Thursday, August 04, 2011

Five Dangers

It’s clear then.  All creation serves as God-evidence, revealing to us not only proof of His existence, but clues of His attributes… clues God wants us not to miss. 
Yet, while we dare not discount Romans 1:20 (For since the creation of the world God’s invisible qualities—his eternal power and divine nature—have been clearly seen, being understood from what has been made, so that men are without excuse), we ought not to ignore the dangers of Romans 1:25 (They exchanged the truth of God for a lie, and worshiped and served created things rather than the Creator—who is forever praised) either.
We need to be mindful of several dangers in looking at God’s creation for clues about His nature. 
Danger #1:  ignoring the essentiality of applying Scriptural truth to our human experience.  To our peril, we can become a truth unto ourselves and slide down the slippery slope of heresy, even idolatry.
Danger #2:  deifying Scripture rather than it’s Author.  Bibliolatry.  Dallas Willard refers to it as “Bible deism” (Hearing God).
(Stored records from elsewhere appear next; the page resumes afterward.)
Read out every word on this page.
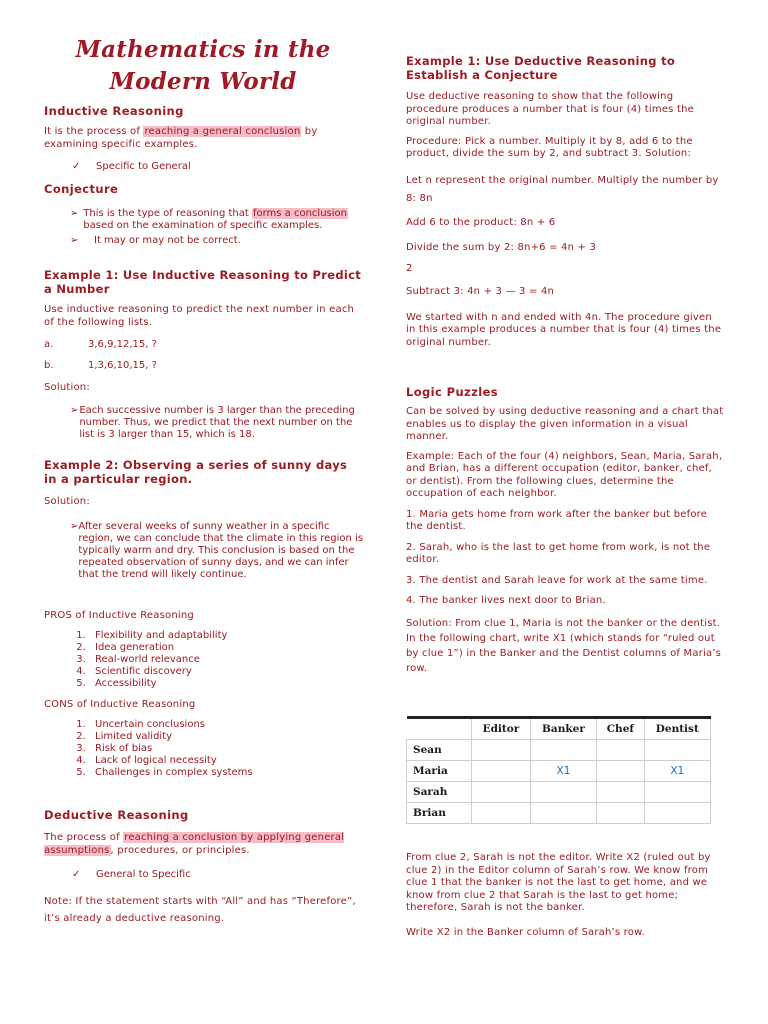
Mathematics in the Modern World
Inductive Reasoning

It is the process of reaching a general conclusion by examining specific examples.

✓	Specific to General
Conjecture
➢ This is the type of reasoning that forms a conclusion based on the examination of specific examples.
➢	It may or may not be correct.
Example 1: Use Inductive Reasoning to Predict a Number

Use inductive reasoning to predict the next number in each of the following lists.

a.	3,6,9,12,15, ?
b.	1,3,6,10,15, ?

Solution:

➢ Each successive number is 3 larger than the preceding number. Thus, we predict that the next number on the list is 3 larger than 15, which is 18.
Example 2: Observing a series of sunny days in a particular region.

Solution:

➢ After several weeks of sunny weather in a specific region, we can conclude that the climate in this region is typically warm and dry. This conclusion is based on the repeated observation of sunny days, and we can infer that the trend will likely continue.

PROS of Inductive Reasoning

1. Flexibility and adaptability
2. Idea generation
3. Real-world relevance
4. Scientific discovery
5. Accessibility

CONS of Inductive Reasoning

1. Uncertain conclusions
2. Limited validity
3. Risk of bias
4. Lack of logical necessity
5. Challenges in complex systems
Deductive Reasoning

The process of reaching a conclusion by applying general assumptions, procedures, or principles.

✓	General to Specific

Note: If the statement starts with “All” and has “Therefore”, it’s already a deductive reasoning.

Example 1: Use Deductive Reasoning to Establish a Conjecture

Use deductive reasoning to show that the following procedure produces a number that is four (4) times the original number.

Procedure: Pick a number. Multiply it by 8, add 6 to the product, divide the sum by 2, and subtract 3. Solution:

Let n represent the original number. Multiply the number by 8: 8n

Add 6 to the product: 8n + 6

Divide the sum by 2: 8n+6 = 4n + 3

2

Subtract 3: 4n + 3 — 3 = 4n

We started with n and ended with 4n. The procedure given in this example produces a number that is four (4) times the original number.

Logic Puzzles

Can be solved by using deductive reasoning and a chart that enables us to display the given information in a visual manner.

Example: Each of the four (4) neighbors, Sean, Maria, Sarah, and Brian, has a different occupation (editor, banker, chef, or dentist). From the following clues, determine the occupation of each neighbor.

1. Maria gets home from work after the banker but before the dentist.

2. Sarah, who is the last to get home from work, is not the editor.

3. The dentist and Sarah leave for work at the same time.

4. The banker lives next door to Brian.

Solution: From clue 1, Maria is not the banker or the dentist. In the following chart, write X1 (which stands for “ruled out by clue 1”) in the Banker and the Dentist columns of Maria’s row.

	Editor	Banker	Chef	Dentist
Sean				
Maria		X1		X1
Sarah				
Brian				

From clue 2, Sarah is not the editor. Write X2 (ruled out by clue 2) in the Editor column of Sarah’s row. We know from clue 1 that the banker is not the last to get home, and we know from clue 2 that Sarah is the last to get home; therefore, Sarah is not the banker.

Write X2 in the Banker column of Sarah’s row.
It is possible to make idols out of very sacred things… like church, like family, Scripture, even our own spirituality… elevating them to levels God doesn’t intend.  These things, essential as they are, can get in the way of knowing God, turning us into 21st century Pharisees.
Danger #3:  Deifying the created.  In marveling at creation (as God wants us to do), we are baby-steps away from idolizing it.  The Enemy certainly knows this, and will use this fact to cause us to subtly slip into a pantheistic idolatry before we’ve recognize what’s happened.  Kempis, in his “Imitation of Christ” cautions that we not cling “to anything created with unmeasured affection.”
Danger #4:  Forgetting that the created is sin-tarnished.  If we forget or minimize the influence of sin on what God has made, we might, in turn, make wrong assumptions about God’s power and His nature.  We certainly aren’t reminded of God’s greatness when we see a smog-filled sky, for example.  Or a dying child.  What we see is evidence of how what God has created has been perverted by sin.
Danger #5:  Relativism.  We are but a few slippery steps from saying that all truth is God’s truth to saying that all versions of truth are true and, therefore, have originated from God.  We must be on guard for the lie of relativism.